Gd(III) is f⁷, s = 7/2 so has a large magnetic moment and will rapidally exchange H₂O ligands in solution. This makes it a very good contrast agent. However Gd(III) is highly toxic so it must be carefully chelated.

Chelation is done by octadentate ligands which leave a single coordination state for water ligands to exchange at. It is a hard metal so all donors are O or N.

Question 27

The 4 chelators show are all used to chelate Gd(III). Compare their structures and how they can be used for contrast complexes.

Answer 27

All have donor atoms of either O or N for hard binding. Omniscan has one less O and one more N atom which will reduce binding.

DOTA is 1000x better at binding than DTPA as it is cyclic which gives the structure additional stability. The bottom two structures form neutral complexes with Gd(III).

When patients have kidney disease the complexes are more likely to be released so have to be extremely stable. DTPA and Omniscan have been suspended for sue for this reason.

Negatively charged compounds are painful to inject so despite the lower binding ability of Prohance, it is the favoured ligand

Question 28

In what two ways can Gd(III) binders be derivitised?

Answer 28

By carefully designing the amine group to bind to a large protein, it has an even larger decrease in tumbling rate. This leads to greater signal.

Other amine groups can be designed to bind to zinc atoms. This again increases the size of the complex to reduce tumbling, and can be used to moniter zinc levels in the blood.

Question 29

What two ways can radiopharmaceuticals be used in medicine? What emitters and half lives are appropriate for each type.

Answer 29

Radionuclide therapy: α and β emitters with half lives of hours to days.
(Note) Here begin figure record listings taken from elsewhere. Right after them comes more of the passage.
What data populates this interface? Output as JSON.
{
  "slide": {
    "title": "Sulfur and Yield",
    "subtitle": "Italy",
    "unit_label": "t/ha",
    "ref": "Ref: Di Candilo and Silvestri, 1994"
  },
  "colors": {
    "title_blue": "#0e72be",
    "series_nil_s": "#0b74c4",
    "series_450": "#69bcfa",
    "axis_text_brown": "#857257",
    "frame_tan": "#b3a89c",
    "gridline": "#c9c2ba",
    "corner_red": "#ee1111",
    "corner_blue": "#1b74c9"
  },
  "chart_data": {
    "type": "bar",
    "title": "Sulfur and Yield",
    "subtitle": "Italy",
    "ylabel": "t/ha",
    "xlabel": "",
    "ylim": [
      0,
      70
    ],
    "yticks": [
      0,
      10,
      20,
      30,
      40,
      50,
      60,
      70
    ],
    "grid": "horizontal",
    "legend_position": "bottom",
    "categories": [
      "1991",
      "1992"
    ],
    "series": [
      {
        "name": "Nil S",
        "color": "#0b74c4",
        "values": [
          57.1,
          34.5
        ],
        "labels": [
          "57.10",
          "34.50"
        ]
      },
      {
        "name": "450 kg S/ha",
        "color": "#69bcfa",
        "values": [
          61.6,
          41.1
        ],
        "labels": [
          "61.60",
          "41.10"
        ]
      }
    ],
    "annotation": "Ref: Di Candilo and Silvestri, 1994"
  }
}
Diagnosis: β and γ emitters with half lives of minutes to a few hours.

Question 30

What is the main nuclide used in diagnostic studies? How is it produced and why is it suitable?

Answer 30

^99mTc(V) is widely used and forms relatively intert complexes. It has a 6 hour half life and has a γ emission easily detectable in hospitals. [Tc] is proportional to blood flow and can build up a 3D image of clotting events.

Radionuclides are obtained from nuclear reactors or cyclotrons. The desired isotope is then collected from an ion exchange column in the hospital. It is produced as [TcO₄]^- and is reduced to +V with Sn²⁺. Tc=O and O=Tc=O both form stable complexes with chelating ligands.

Question 31

Give three examples of chelating ligands that are used in conjuction with ^99mTc and the function the complexes serve.

Answer 31

Question 32

How are ¹¹¹In³⁺ and ⁶⁸Ga³⁺ used in diagnosis imaging?

Answer 32

¹¹¹In is used in SPECT (single photon emission computer topography), ⁶⁸Ga is used in PET.

Both ions are hard cations so are bound by N or O donors.

Question 33

Describe the 3 main theraputic radiopharmaceuticals.

Answer 33

1. ⁹⁰Y³⁺, high energy β^- emitter suitable for cancer therapy. Hard cation chelated by DOTA. Co-administered with ¹¹¹In as cannot be directly detected.
2. ¹⁸⁶Re, very high energy β^- and γ emitter. Also matched for detection with ^99mTc.
3. α emitters are rarely used and dangerous to handle but can be extremely potent.